Full Body Kit VIS racing...(4door side skirts)
2.1 inch Lowering Coil Overs.
Front Strut bar.
Projector Headlights.
Rear Spoiler.
interior is in almost perfect cond. ill sell seats..sunvisors..whatever u want..
exterior has NO DENTS OR RUST! ill sell anything ..trunk..spoiler..tail lights..
anything u need from the motor..except pistons(went bad) ill sell.. 

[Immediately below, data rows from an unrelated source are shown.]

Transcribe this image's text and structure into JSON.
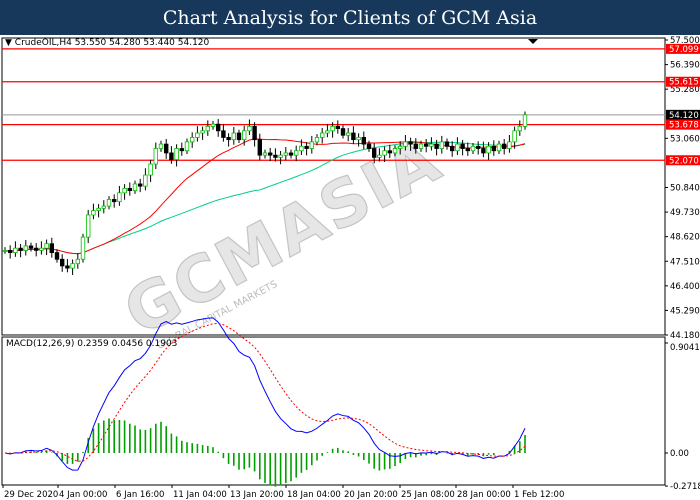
{
  "title": "Chart Analysis for Clients of GCM Asia",
  "symbol_label": "CrudeOIL,H4  53.550 54.280 53.440 54.120",
  "macd_label": "MACD(12,26,9) 0.2359 0.0456 0.1903",
  "watermark": "GCMASIA",
  "watermark_sub": "GLOBAL CAPITAL MARKETS",
  "chart_data": {
    "type": "candlestick",
    "symbol": "CrudeOIL",
    "timeframe": "H4",
    "price_ylim": [
      44.18,
      57.5
    ],
    "price_ticks": [
      "57.500",
      "56.390",
      "55.280",
      "53.060",
      "50.840",
      "49.730",
      "48.620",
      "47.510",
      "46.400",
      "45.290",
      "44.180"
    ],
    "levels": [
      {
        "value": 57.099,
        "label": "57.099",
        "color": "#ff0000"
      },
      {
        "value": 55.615,
        "label": "55.615",
        "color": "#ff0000"
      },
      {
        "value": 53.678,
        "label": "53.678",
        "color": "#ff0000"
      },
      {
        "value": 52.07,
        "label": "52.070",
        "color": "#ff0000"
      }
    ],
    "current_price": {
      "value": 54.12,
      "label": "54.120"
    },
    "closes": [
      48.0,
      47.9,
      48.1,
      48.0,
      48.2,
      48.1,
      48.0,
      48.1,
      48.3,
      47.9,
      47.6,
      47.3,
      47.2,
      47.4,
      47.6,
      48.6,
      49.6,
      49.8,
      49.9,
      50.0,
      50.3,
      50.2,
      50.6,
      50.8,
      50.7,
      51.0,
      50.9,
      51.4,
      51.9,
      52.6,
      52.8,
      52.4,
      52.1,
      52.6,
      52.5,
      52.9,
      53.1,
      53.3,
      53.4,
      53.6,
      53.7,
      53.4,
      53.1,
      53.0,
      53.3,
      53.0,
      53.4,
      53.6,
      53.0,
      52.3,
      52.4,
      52.3,
      52.2,
      52.3,
      52.4,
      52.3,
      52.5,
      52.7,
      52.6,
      52.9,
      53.1,
      53.3,
      53.4,
      53.6,
      53.5,
      53.2,
      53.3,
      53.0,
      53.1,
      52.8,
      52.6,
      52.2,
      52.3,
      52.5,
      52.4,
      52.6,
      52.7,
      52.9,
      52.8,
      52.6,
      52.8,
      52.7,
      52.8,
      52.6,
      52.9,
      52.7,
      52.5,
      52.8,
      52.6,
      52.5,
      52.7,
      52.6,
      52.4,
      52.7,
      52.5,
      52.8,
      52.6,
      52.9,
      53.4,
      53.6,
      54.12
    ],
    "ma_red_period": 20,
    "ma_green_period": 50,
    "macd_params": [
      12,
      26,
      9
    ],
    "macd_ylim": [
      -0.2718,
      0.9041
    ],
    "macd_ticks": [
      "0.9041",
      "0.00",
      "-0.2718"
    ],
    "x_labels": [
      "29 Dec 2020",
      "4 Jan 00:00",
      "6 Jan 16:00",
      "11 Jan 04:00",
      "13 Jan 20:00",
      "18 Jan 04:00",
      "20 Jan 20:00",
      "25 Jan 08:00",
      "28 Jan 00:00",
      "1 Feb 12:00"
    ],
    "colors": {
      "bull": "#00c000",
      "bear": "#000000",
      "ma_red": "#ff0000",
      "ma_green": "#00d080",
      "macd": "#0000ff",
      "signal": "#ff0000",
      "hist": "#00a000"
    }
  }
}
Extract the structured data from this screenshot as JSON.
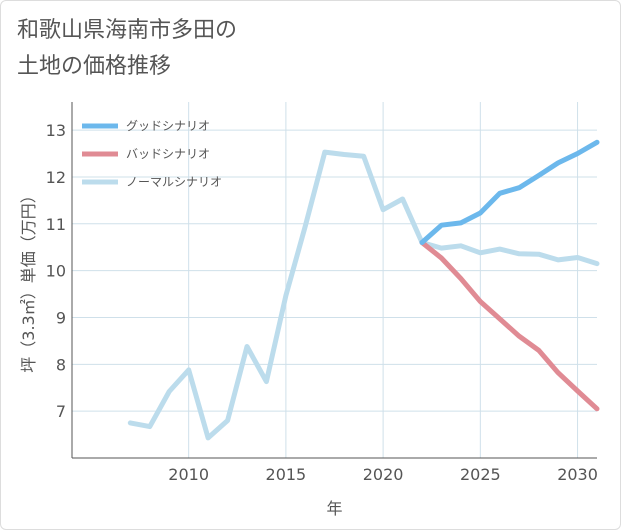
{
  "title_lines": [
    "和歌山県海南市多田の",
    "土地の価格推移"
  ],
  "chart_data": {
    "type": "line",
    "title": "和歌山県海南市多田の土地の価格推移",
    "xlabel": "年",
    "ylabel": "坪（3.3㎡）単価（万円）",
    "xlim": [
      2004,
      2031
    ],
    "ylim": [
      6,
      13.6
    ],
    "xticks": [
      2010,
      2015,
      2020,
      2025,
      2030
    ],
    "yticks": [
      7,
      8,
      9,
      10,
      11,
      12,
      13
    ],
    "grid": true,
    "legend_position": "top-left",
    "series": [
      {
        "name": "グッドシナリオ",
        "color": "#6cb8ec",
        "x": [
          2022,
          2023,
          2024,
          2025,
          2026,
          2027,
          2028,
          2029,
          2030,
          2031
        ],
        "values": [
          10.6,
          10.97,
          11.02,
          11.23,
          11.65,
          11.77,
          12.03,
          12.3,
          12.5,
          12.74
        ]
      },
      {
        "name": "バッドシナリオ",
        "color": "#e08b94",
        "x": [
          2022,
          2023,
          2024,
          2025,
          2026,
          2027,
          2028,
          2029,
          2030,
          2031
        ],
        "values": [
          10.6,
          10.27,
          9.83,
          9.34,
          8.97,
          8.6,
          8.3,
          7.82,
          7.43,
          7.05
        ]
      },
      {
        "name": "ノーマルシナリオ",
        "color": "#bcdcec",
        "x": [
          2007,
          2008,
          2009,
          2010,
          2011,
          2012,
          2013,
          2014,
          2015,
          2016,
          2017,
          2018,
          2019,
          2020,
          2021,
          2022,
          2023,
          2024,
          2025,
          2026,
          2027,
          2028,
          2029,
          2030,
          2031
        ],
        "values": [
          6.75,
          6.67,
          7.42,
          7.88,
          6.43,
          6.8,
          8.38,
          7.63,
          9.47,
          10.95,
          12.53,
          12.48,
          12.44,
          11.3,
          11.53,
          10.6,
          10.48,
          10.53,
          10.38,
          10.46,
          10.36,
          10.35,
          10.23,
          10.28,
          10.15
        ]
      }
    ]
  }
}
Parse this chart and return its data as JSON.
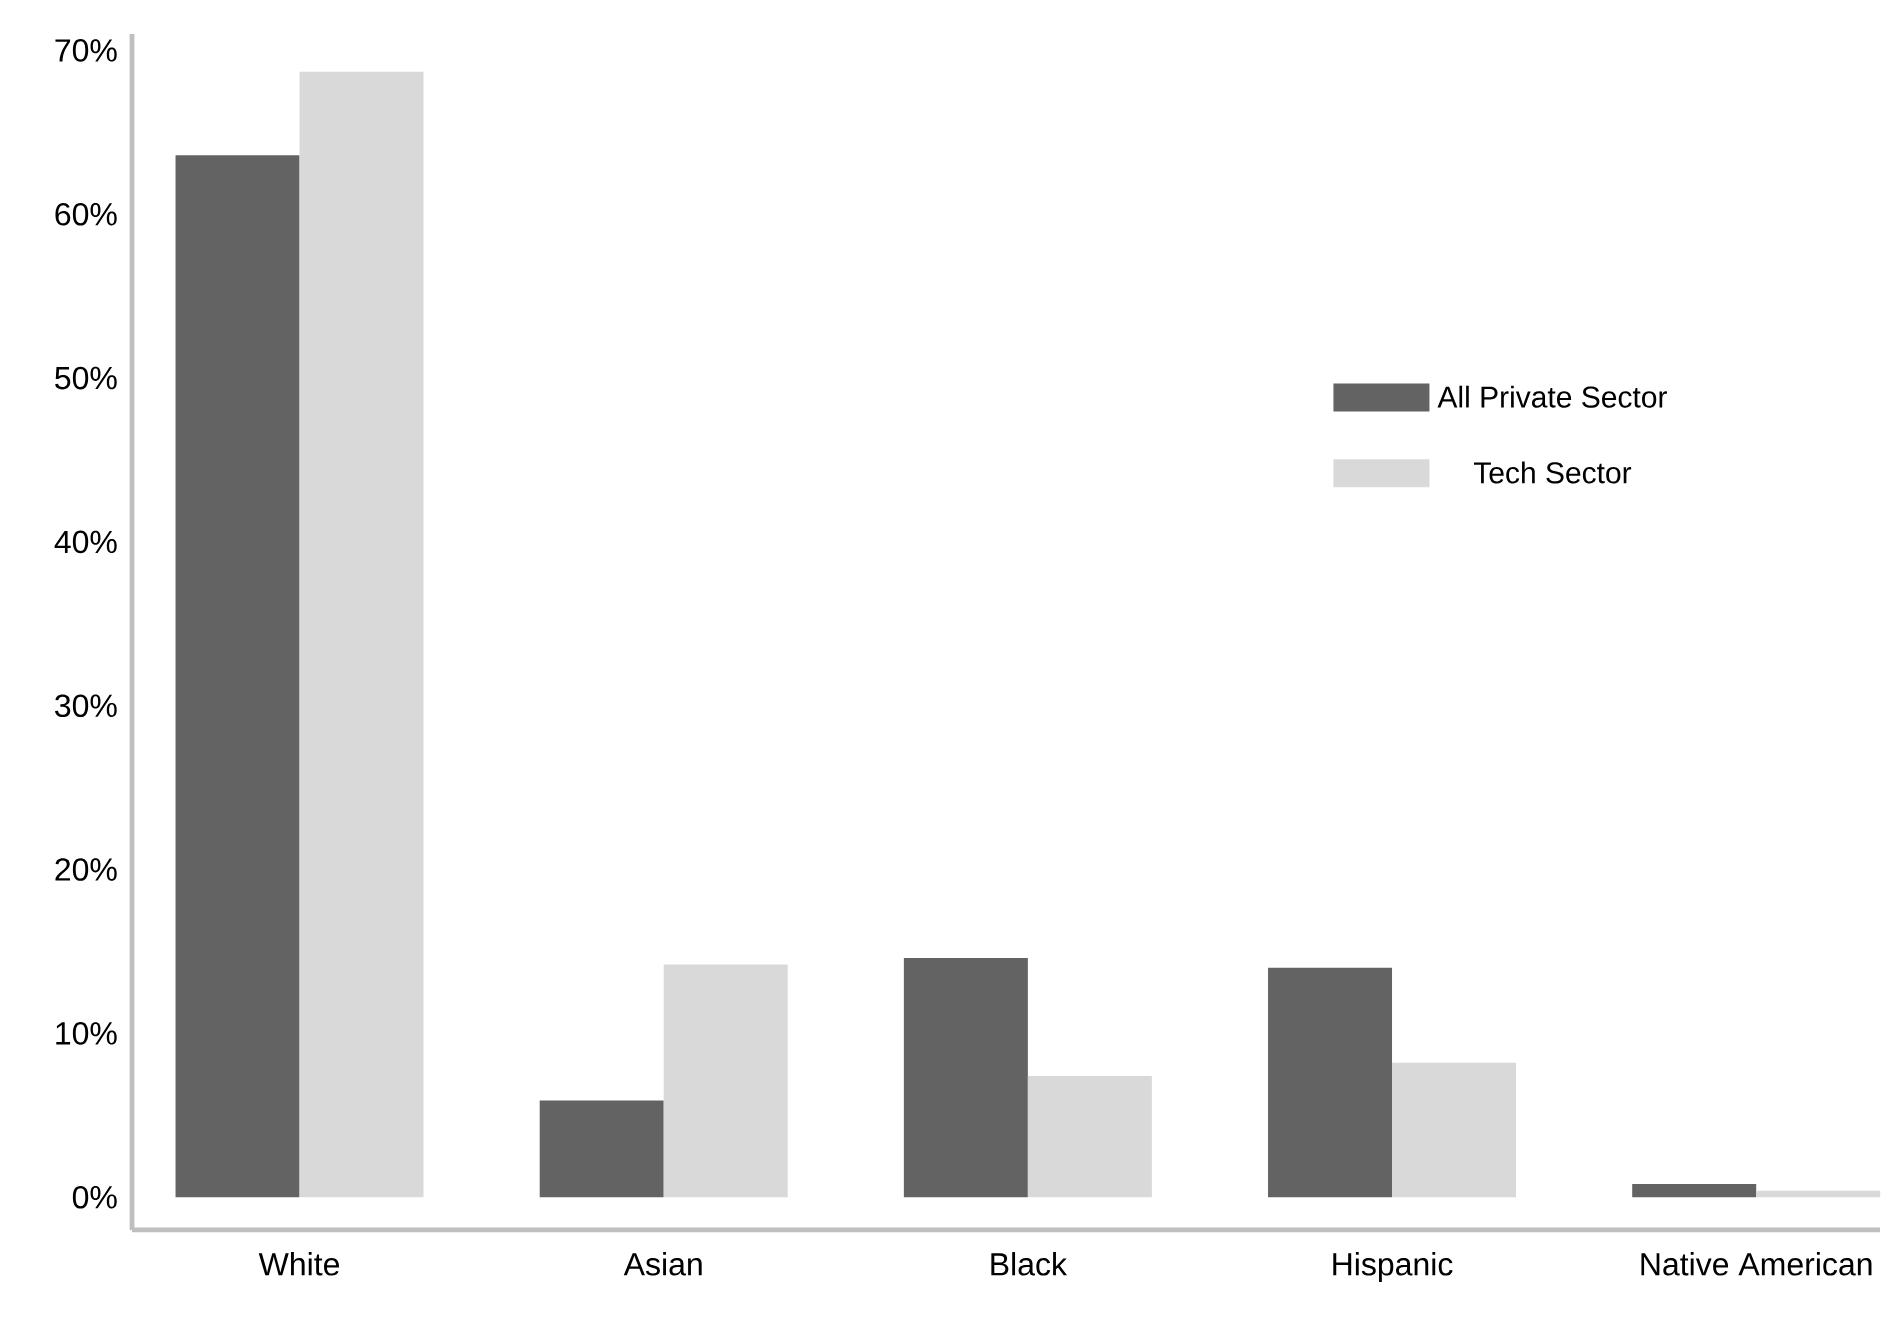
{
  "chart_data": {
    "type": "bar",
    "categories": [
      "White",
      "Asian",
      "Black",
      "Hispanic",
      "Native American"
    ],
    "series": [
      {
        "name": "All Private Sector",
        "color": "#636363",
        "values": [
          63.6,
          5.9,
          14.6,
          14.0,
          0.8
        ]
      },
      {
        "name": "Tech Sector",
        "color": "#d9d9d9",
        "values": [
          68.7,
          14.2,
          7.4,
          8.2,
          0.4
        ]
      }
    ],
    "ylim": [
      -2,
      71
    ],
    "yticks": [
      {
        "value": 0,
        "label": "0%"
      },
      {
        "value": 10,
        "label": "10%"
      },
      {
        "value": 20,
        "label": "20%"
      },
      {
        "value": 30,
        "label": "30%"
      },
      {
        "value": 40,
        "label": "40%"
      },
      {
        "value": 50,
        "label": "50%"
      },
      {
        "value": 60,
        "label": "60%"
      },
      {
        "value": 70,
        "label": "70%"
      }
    ],
    "legend": "right"
  }
}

PLEASE EMAIL ME IF U WANT ANYTHING AND WE'LL TALK PRICES!! 
I WILL BARGIN I NEED TO SELL ASAP!! 

[email protected]


thanks,
Jon L.


----------



## WhiteFox (Sep 4, 2002)

How's the transmission? what kind is it?

I might be interested in the body kit, headlights, and spoiler as well..


----------



## Sargeue (Aug 6, 2006)

I have 1993 altima, will the spoiler and headlights fit, if so I want them and visors also?
Pay by paypay!!! Thx!


----------



## Leuthesius (Sep 7, 2006)

What kind of seats are in your car? I'm looking for some... are they black?


----------



## brockmandl (Dec 9, 2007)

Is the head still good? If so -- How much including shipping??


----------